Avant de partir, le souverain pontife a remis une icône à l’effigie de Marie et de Jésus à la fraternité.
Charles-Frédérick Ouellet Le Devoir Avant de partir, le souverain pontife a remis une icône à l’effigie de Marie et de Jésus à la fraternité.

Loin des caméras qui le suivaient depuis son premier pas en sol canadien, le pape François a dérogé à son horaire officiel, jeudi, pour visiter un groupe d’hommes aux prises avec des problèmes de dépendance aux drogues ou à l’alcool. La Fraternité Saint-Alphonse, à Beauport, flottait encore sur un nuage au lendemain de cette rencontre en toute intimité avec le plus célèbre habitant du Vatican.

Le père André Morency se confesse : il a dû mentir pour préserver le secret entourant cette visite impromptue. « Je savais depuis un mois qu’il allait peut-être passer. La seule condition, c’était que ça devait rester confidentiel pour des raisons de sécurité. »

Ce mensonge, toutefois, était plutôt véniel. « Je ne pouvais pas dire, jeudi matin, que nous organisions un méchoui parce que le pape François venait nous visiter. J’ai plutôt dit à ma gang que nous faisons un méchoui pour les remercier ! »

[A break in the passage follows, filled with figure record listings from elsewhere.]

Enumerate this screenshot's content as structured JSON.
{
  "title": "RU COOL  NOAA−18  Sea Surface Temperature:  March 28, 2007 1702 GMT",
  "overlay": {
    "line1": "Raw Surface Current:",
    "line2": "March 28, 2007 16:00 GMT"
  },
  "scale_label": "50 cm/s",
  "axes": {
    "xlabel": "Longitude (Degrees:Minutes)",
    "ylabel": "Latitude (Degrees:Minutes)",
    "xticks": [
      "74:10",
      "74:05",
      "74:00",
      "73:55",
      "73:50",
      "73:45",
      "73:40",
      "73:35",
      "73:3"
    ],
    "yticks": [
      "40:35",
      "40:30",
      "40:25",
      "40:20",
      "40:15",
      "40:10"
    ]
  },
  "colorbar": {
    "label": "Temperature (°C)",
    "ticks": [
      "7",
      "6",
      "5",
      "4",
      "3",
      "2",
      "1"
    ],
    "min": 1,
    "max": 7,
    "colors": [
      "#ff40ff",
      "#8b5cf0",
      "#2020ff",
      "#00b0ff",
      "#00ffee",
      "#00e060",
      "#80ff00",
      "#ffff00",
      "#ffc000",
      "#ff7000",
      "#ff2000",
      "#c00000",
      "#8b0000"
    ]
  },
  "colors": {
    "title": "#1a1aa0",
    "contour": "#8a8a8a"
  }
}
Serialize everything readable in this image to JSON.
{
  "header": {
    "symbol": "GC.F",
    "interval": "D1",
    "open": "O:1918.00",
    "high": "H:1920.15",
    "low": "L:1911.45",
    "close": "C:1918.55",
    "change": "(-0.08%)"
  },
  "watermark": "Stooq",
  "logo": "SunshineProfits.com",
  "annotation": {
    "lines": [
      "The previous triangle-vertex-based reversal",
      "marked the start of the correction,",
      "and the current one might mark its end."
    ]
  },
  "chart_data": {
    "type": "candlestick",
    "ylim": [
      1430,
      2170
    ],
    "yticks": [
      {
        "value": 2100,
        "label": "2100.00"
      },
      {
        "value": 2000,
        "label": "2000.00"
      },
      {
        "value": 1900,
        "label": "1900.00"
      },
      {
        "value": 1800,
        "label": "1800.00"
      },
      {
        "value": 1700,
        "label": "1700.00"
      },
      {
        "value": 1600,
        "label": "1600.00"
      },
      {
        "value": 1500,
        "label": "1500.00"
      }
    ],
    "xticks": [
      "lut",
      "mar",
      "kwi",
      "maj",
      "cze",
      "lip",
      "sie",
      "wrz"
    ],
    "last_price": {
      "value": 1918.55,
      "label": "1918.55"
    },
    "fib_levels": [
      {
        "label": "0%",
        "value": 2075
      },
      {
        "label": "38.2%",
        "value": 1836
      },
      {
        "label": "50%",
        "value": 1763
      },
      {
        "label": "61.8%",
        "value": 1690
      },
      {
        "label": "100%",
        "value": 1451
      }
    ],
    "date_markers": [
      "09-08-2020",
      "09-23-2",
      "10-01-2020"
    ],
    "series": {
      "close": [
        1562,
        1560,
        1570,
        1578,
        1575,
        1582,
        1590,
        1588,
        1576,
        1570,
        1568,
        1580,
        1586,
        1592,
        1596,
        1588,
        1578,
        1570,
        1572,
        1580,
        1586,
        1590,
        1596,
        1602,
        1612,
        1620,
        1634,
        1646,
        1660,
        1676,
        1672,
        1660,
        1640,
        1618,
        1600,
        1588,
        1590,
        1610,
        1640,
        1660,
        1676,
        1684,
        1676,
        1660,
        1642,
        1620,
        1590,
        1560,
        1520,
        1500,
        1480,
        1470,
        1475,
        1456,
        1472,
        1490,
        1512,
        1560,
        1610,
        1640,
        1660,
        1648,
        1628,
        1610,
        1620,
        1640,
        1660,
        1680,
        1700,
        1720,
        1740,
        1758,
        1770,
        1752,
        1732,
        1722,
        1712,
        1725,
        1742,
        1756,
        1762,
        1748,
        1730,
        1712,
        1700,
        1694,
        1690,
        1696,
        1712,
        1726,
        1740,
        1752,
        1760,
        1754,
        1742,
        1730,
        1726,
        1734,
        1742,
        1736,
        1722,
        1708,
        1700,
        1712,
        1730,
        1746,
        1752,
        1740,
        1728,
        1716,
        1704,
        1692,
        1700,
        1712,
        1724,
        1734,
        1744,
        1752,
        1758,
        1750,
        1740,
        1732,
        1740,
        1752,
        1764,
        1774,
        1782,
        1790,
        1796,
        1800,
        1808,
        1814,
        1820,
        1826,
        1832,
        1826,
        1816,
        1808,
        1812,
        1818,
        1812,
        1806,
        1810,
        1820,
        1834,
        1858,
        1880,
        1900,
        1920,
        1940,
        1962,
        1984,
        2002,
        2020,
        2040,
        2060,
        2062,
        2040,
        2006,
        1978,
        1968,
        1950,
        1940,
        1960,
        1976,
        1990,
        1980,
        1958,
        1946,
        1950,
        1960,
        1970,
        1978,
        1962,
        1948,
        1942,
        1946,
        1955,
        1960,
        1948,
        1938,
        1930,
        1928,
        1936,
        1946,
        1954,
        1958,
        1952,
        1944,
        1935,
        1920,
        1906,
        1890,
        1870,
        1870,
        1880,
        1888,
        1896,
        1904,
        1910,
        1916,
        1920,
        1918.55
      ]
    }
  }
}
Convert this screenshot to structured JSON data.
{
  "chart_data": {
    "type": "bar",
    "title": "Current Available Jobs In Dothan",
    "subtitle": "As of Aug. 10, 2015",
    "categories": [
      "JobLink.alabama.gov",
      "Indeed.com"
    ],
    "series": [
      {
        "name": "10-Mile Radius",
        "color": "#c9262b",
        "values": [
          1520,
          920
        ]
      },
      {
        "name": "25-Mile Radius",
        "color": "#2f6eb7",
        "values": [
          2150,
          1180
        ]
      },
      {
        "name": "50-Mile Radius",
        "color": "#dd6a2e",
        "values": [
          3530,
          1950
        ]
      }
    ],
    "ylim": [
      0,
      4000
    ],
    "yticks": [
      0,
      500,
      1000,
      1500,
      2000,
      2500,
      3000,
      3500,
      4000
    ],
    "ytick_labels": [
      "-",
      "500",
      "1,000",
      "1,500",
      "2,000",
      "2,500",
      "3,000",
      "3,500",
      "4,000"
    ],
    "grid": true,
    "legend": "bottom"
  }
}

La Fraternité Saint-Alphonse, qu’il a fondée il y a 30 ans, n’a pas l’habitude des invités de marque. Au contraire : il a baptisé les hommes qui la fréquentent les « sans-noms », des gens hantés par leurs démons, blessés par leur passé et souvent abandonnés à leur dérive.

« Ils ont presque toujours connu le rejet et l’indifférence, explique-t-il. Ils ont toujours été amanchés avec cette attitude-là. »

François, connu comme le pape des pauvres, tenait à leur témoigner ses égards après la messe qu’il a célébrée à la basilique Sainte-Anne-de-Beaupré. Il a fait dévier son important cortège de l’autoroute et du programme officiel pendant une vingtaine de minutes pour les saluer — parfois même les confesser — dans un français à faire rougir quelques ministres fédéraux.

En tout, une soixantaine de personnes ont vécu ce moment inattendu de proximité avec le pape, d’abord rapporté jeudi soir par TVA Québec.

Une rencontre intime

 

Plusieurs pensionnaires de la fraternité, encore abasourdis d’avoir eu cet accès intime au Saint-Père, n’en revenaient toujours pas vendredi. « J’ai encore des frissons », soulignait l’un d’eux au Devoir. « C’est incroyable ! » s’enthousiasmait un autre. Ils viennent à la fraternité pour déposer leur malheur dans l’espoir d’alléger leur vie. La visite papale — si brève fut-elle — leur a permis de se sentir, pour une rare fois, considérés.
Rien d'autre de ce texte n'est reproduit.